While Tokyo Uber Blues may appeal only to a few due to its repetitive material and introverted viewpoint, it is many things. It's a memorable display of do-it-yourself filmmaking; a portrait of a young loser trying to turn his life around. It can also be seen as an unusual pursuit of physical fitness: some of the bike rides are hard workouts and Taku is obviously, despite his periods of inertia, in pretty good shape. This is also, overall, a portrait of Tokyo under Covid lockdown. Often the night images are rather poetic; briefly very much so. In one passage Taku films Tokyo by night, empty, while chanting words associated with the whole strange Covid period: thus he rises from the mundane to the poetic. Only a young person could have done this job (even though he's sometimes lazy at it). Sarah G. Vincent, in a review, points out how the film imagery and editing, i.e., the use of Screen-casting of texts with memes, the use of split screens and intercut videos to present information, as well as the fluency of the GoPro camera mounting and shooting with iPhone camera, all show this to be very clearly younger generation filmmaking. Will he branch out and become a Japanese Sean Baker?
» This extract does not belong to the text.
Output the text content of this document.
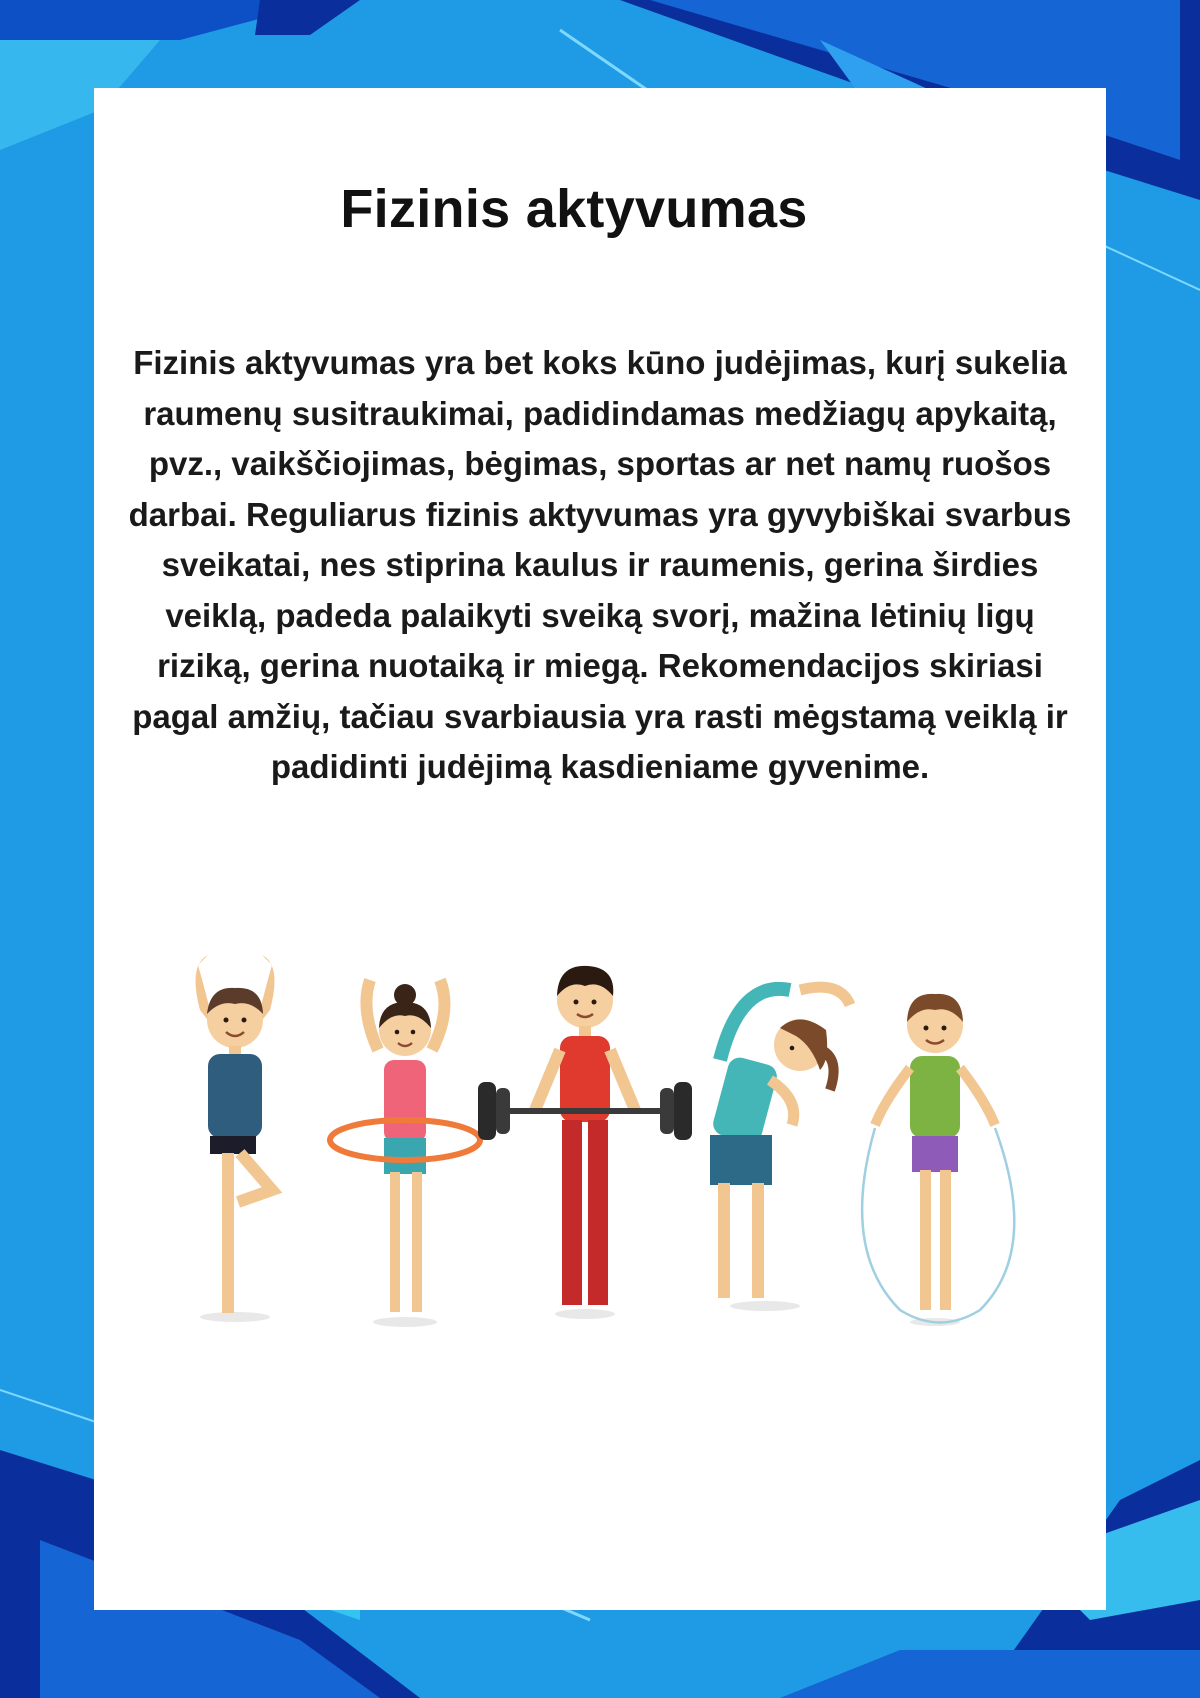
Fizinis aktyvumas

Fizinis aktyvumas yra bet koks kūno judėjimas, kurį sukelia raumenų susitraukimai, padidindamas medžiagų apykaitą, pvz., vaikščiojimas, bėgimas, sportas ar net namų ruošos darbai. Reguliarus fizinis aktyvumas yra gyvybiškai svarbus sveikatai, nes stiprina kaulus ir raumenis, gerina širdies veiklą, padeda palaikyti sveiką svorį, mažina lėtinių ligų riziką, gerina nuotaiką ir miegą. Rekomendacijos skiriasi pagal amžių, tačiau svarbiausia yra rasti mėgstamą veiklą ir padidinti judėjimą kasdieniame gyvenime.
Tokyo Uber Blues, 東京自転車節 (Tôkyô jitensha-bushi), 93 mins., debuted Jul. 10, 2021 at Watch Docs Film Festival in POland. A version edited down to 50 mins. showed on the P.O.V. PBS series Oct. 21, 2024. Taku Aoyagi was born in Yamanashi Prefecture in 1993, studied at the Japan Institute of the Moving Image. In 2018, he premiered his 47-minute graduation film The Road He Walks: A Story of He0Kun (2017 / NC ’18) internationally at Nippon Connection. Tokyo Uber Blues, (2022 / NC ’23) is his first feature-length documentary.